Every June since then, like clockwork, a new and improved set of DVDs arrives. I usually spend a couple of hours poking around and still never discover all the cool things that are on them.
Green means low traffic
This screen shot is an example. The green roads in the map at right have an annual average traffic count of less than 15,000 vehicles per day.
Now, low traffic counts don’t always mean that the road is suitable for safe cycling, but it’s not a bad indicator.
You can turn on more or less detail, depending on how closely you’ve zoomed into an area and how cluttered it gets.
The map at left is showing the Tallahassee area where the 2008 TOSRV was held. I turned on place names, road markers and river and lake names.
Ever pass those black hoses stretched across the road and wonder what they were?
They were temporary traffic counters. Turn to the FDOT DVD and it’ll tell you how many vehicles were headed in which direction. You can reports that slice and dice traffic data to give you hourly traffic flow by month, road and direction. Everytime you click on a new place you find some gee-whiz factoid.
How many miles of roads does Briny Breezes have?

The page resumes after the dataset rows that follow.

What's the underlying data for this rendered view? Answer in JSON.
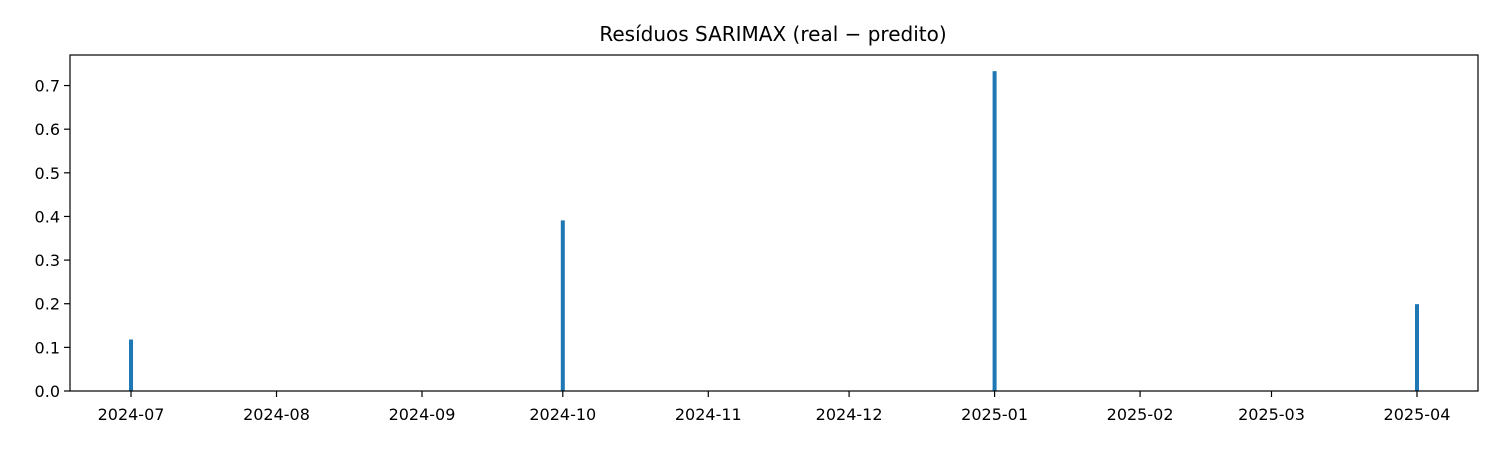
{
  "chart_data": {
    "type": "bar",
    "title": "Resíduos SARIMAX (real − predito)",
    "xlabel": "",
    "ylabel": "",
    "x_axis": "date",
    "x": [
      "2024-07-01",
      "2024-10-01",
      "2025-01-01",
      "2025-04-01"
    ],
    "values": [
      0.118,
      0.391,
      0.733,
      0.199
    ],
    "xlim": [
      "2024-06-18",
      "2025-04-14"
    ],
    "ylim": [
      0,
      0.77
    ],
    "x_ticks": [
      "2024-07-01",
      "2024-08-01",
      "2024-09-01",
      "2024-10-01",
      "2024-11-01",
      "2024-12-01",
      "2025-01-01",
      "2025-02-01",
      "2025-03-01",
      "2025-04-01"
    ],
    "x_tick_labels": [
      "2024-07",
      "2024-08",
      "2024-09",
      "2024-10",
      "2024-11",
      "2024-12",
      "2025-01",
      "2025-02",
      "2025-03",
      "2025-04"
    ],
    "y_ticks": [
      0.0,
      0.1,
      0.2,
      0.3,
      0.4,
      0.5,
      0.6,
      0.7
    ],
    "y_tick_labels": [
      "0.0",
      "0.1",
      "0.2",
      "0.3",
      "0.4",
      "0.5",
      "0.6",
      "0.7"
    ],
    "grid": false,
    "legend": "none",
    "bar_color": "#1f77b4"
  }
}
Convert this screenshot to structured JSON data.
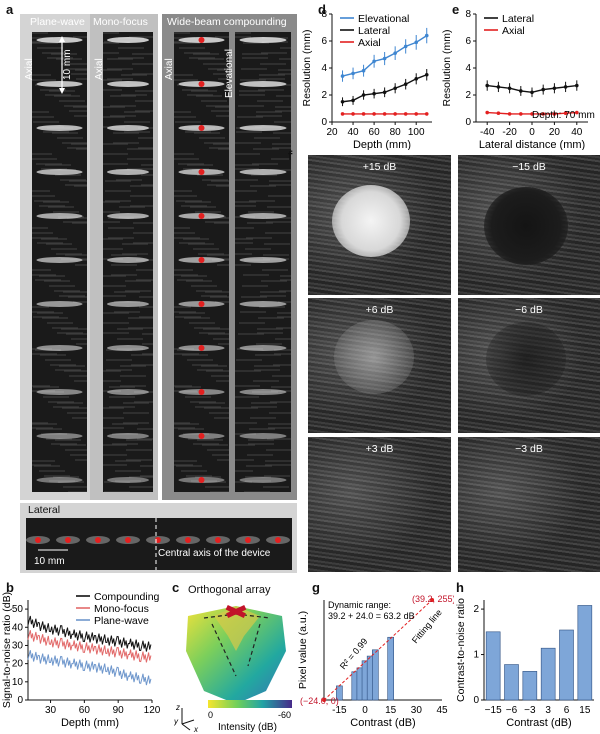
{
  "panel_a": {
    "label": "a",
    "headers": {
      "plane_wave": "Plane-wave",
      "mono_focus": "Mono-focus",
      "compounding": "Wide-beam compounding"
    },
    "axis_labels": {
      "axial": "Axial",
      "elevational": "Elevational",
      "lateral": "Lateral"
    },
    "scale_bar": "10 mm",
    "lateral_scale_bar": "10 mm",
    "central_axis": "Central axis of the device",
    "marker_color": "#e32020"
  },
  "panel_b": {
    "label": "b",
    "chart_data": {
      "type": "line",
      "ylabel": "Signal-to-noise ratio (dB)",
      "xlabel": "Depth (mm)",
      "xticks": [
        30,
        60,
        90,
        120
      ],
      "yticks": [
        0,
        10,
        20,
        30,
        40,
        50
      ],
      "xlim": [
        10,
        120
      ],
      "ylim": [
        0,
        55
      ],
      "legend_position": "top-right",
      "series": [
        {
          "name": "Compounding",
          "color": "#111111",
          "x": [
            10,
            20,
            30,
            40,
            50,
            60,
            70,
            80,
            90,
            100,
            110,
            120
          ],
          "values": [
            44,
            41,
            39,
            38,
            36,
            35,
            34,
            33,
            32,
            31,
            30,
            29
          ]
        },
        {
          "name": "Mono-focus",
          "color": "#e26a6a",
          "x": [
            10,
            20,
            30,
            40,
            50,
            60,
            70,
            80,
            90,
            100,
            110,
            120
          ],
          "values": [
            36,
            34,
            32,
            31,
            30,
            29,
            28,
            27,
            26,
            25,
            24,
            23
          ]
        },
        {
          "name": "Plane-wave",
          "color": "#6f97cc",
          "x": [
            10,
            20,
            30,
            40,
            50,
            60,
            70,
            80,
            90,
            100,
            110,
            120
          ],
          "values": [
            25,
            23,
            22,
            21,
            20,
            19,
            18,
            17,
            15,
            13,
            12,
            10
          ]
        }
      ]
    }
  },
  "panel_c": {
    "label": "c",
    "title": "Orthogonal array",
    "colorbar_label": "Intensity (dB)",
    "colorbar_ticks": [
      "0",
      "-60"
    ],
    "axes": [
      "z",
      "y",
      "x"
    ]
  },
  "panel_d": {
    "label": "d",
    "chart_data": {
      "type": "line",
      "xlabel": "Depth (mm)",
      "ylabel": "Resolution (mm)",
      "xticks": [
        20,
        40,
        60,
        80,
        100
      ],
      "yticks": [
        0,
        2,
        4,
        6,
        8
      ],
      "xlim": [
        20,
        115
      ],
      "ylim": [
        0,
        8
      ],
      "legend_position": "top-left",
      "series": [
        {
          "name": "Elevational",
          "color": "#3f86d1",
          "x": [
            30,
            40,
            50,
            60,
            70,
            80,
            90,
            100,
            110
          ],
          "values": [
            3.4,
            3.6,
            3.8,
            4.5,
            4.7,
            5.1,
            5.6,
            5.9,
            6.4
          ]
        },
        {
          "name": "Lateral",
          "color": "#111111",
          "x": [
            30,
            40,
            50,
            60,
            70,
            80,
            90,
            100,
            110
          ],
          "values": [
            1.5,
            1.6,
            2.0,
            2.1,
            2.2,
            2.5,
            2.8,
            3.2,
            3.5
          ]
        },
        {
          "name": "Axial",
          "color": "#e32020",
          "x": [
            30,
            40,
            50,
            60,
            70,
            80,
            90,
            100,
            110
          ],
          "values": [
            0.6,
            0.6,
            0.6,
            0.6,
            0.6,
            0.6,
            0.6,
            0.6,
            0.6
          ]
        }
      ]
    }
  },
  "panel_e": {
    "label": "e",
    "annotation": "Depth: 70 mm",
    "chart_data": {
      "type": "line",
      "xlabel": "Lateral distance (mm)",
      "ylabel": "Resolution (mm)",
      "xticks": [
        -40,
        -20,
        0,
        20,
        40
      ],
      "yticks": [
        0,
        2,
        4,
        6,
        8
      ],
      "xlim": [
        -50,
        50
      ],
      "ylim": [
        0,
        8
      ],
      "legend_position": "top-left",
      "series": [
        {
          "name": "Lateral",
          "color": "#111111",
          "x": [
            -40,
            -30,
            -20,
            -10,
            0,
            10,
            20,
            30,
            40
          ],
          "values": [
            2.7,
            2.6,
            2.5,
            2.3,
            2.2,
            2.4,
            2.5,
            2.6,
            2.7
          ]
        },
        {
          "name": "Axial",
          "color": "#e32020",
          "x": [
            -40,
            -30,
            -20,
            -10,
            0,
            10,
            20,
            30,
            40
          ],
          "values": [
            0.7,
            0.65,
            0.6,
            0.6,
            0.6,
            0.6,
            0.6,
            0.65,
            0.7
          ]
        }
      ]
    }
  },
  "panel_f": {
    "label": "f",
    "tiles": [
      "+15 dB",
      "−15 dB",
      "+6 dB",
      "−6 dB",
      "+3 dB",
      "−3 dB"
    ]
  },
  "panel_g": {
    "label": "g",
    "annotation_title": "Dynamic range:",
    "annotation_eq": "39.2 + 24.0 = 63.2 dB",
    "fit_label": "Fitting line",
    "r2_label": "R² = 0.99",
    "point_left": "(−24.0, 0)",
    "point_right": "(39.2, 255)",
    "chart_data": {
      "type": "bar",
      "xlabel": "Contrast (dB)",
      "ylabel": "Pixel value (a.u.)",
      "xticks": [
        -15,
        0,
        15,
        30,
        45
      ],
      "xlim": [
        -24,
        45
      ],
      "ylim": [
        0,
        255
      ],
      "categories": [
        -15,
        -6,
        -3,
        0,
        3,
        6,
        15
      ],
      "values": [
        36,
        72,
        82,
        100,
        112,
        128,
        160
      ],
      "fit": {
        "x": [
          -24.0,
          39.2
        ],
        "y": [
          0,
          255
        ],
        "color": "#e32020"
      }
    }
  },
  "panel_h": {
    "label": "h",
    "chart_data": {
      "type": "bar",
      "xlabel": "Contrast (dB)",
      "ylabel": "Contrast-to-noise ratio",
      "categories": [
        "−15",
        "−6",
        "−3",
        "3",
        "6",
        "15"
      ],
      "values": [
        1.5,
        0.78,
        0.63,
        1.14,
        1.54,
        2.08
      ],
      "ylim": [
        0,
        2.2
      ],
      "yticks": [
        0,
        1,
        2
      ],
      "bar_color": "#7ea6d8"
    }
  }
}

Ever wondered how many miles of paved roads Briny Breezes has? The answer is 1.00. Lake Worth, FL, has 102.45 miles of paved roads and 17.03 that are unpaved. Try working that into a casual conversation sometime. Port St. Lucie has 876.80 miles of paved roads, but West Palm Beach only has 253.70.
Filling out an expense report and need to know how far it is between Point A and Point B? It’s there. Want to know, to three decimal places the exact milepost of an exit? Or the cumulative distance between exits? Yep.
Check out the website and take advantage of your Florida tax dollars at work. By the way, some of the traffic studies go back to 1993. It’ll be interesting to check the 2009 and 2010 stats to see what higher gas prices will do.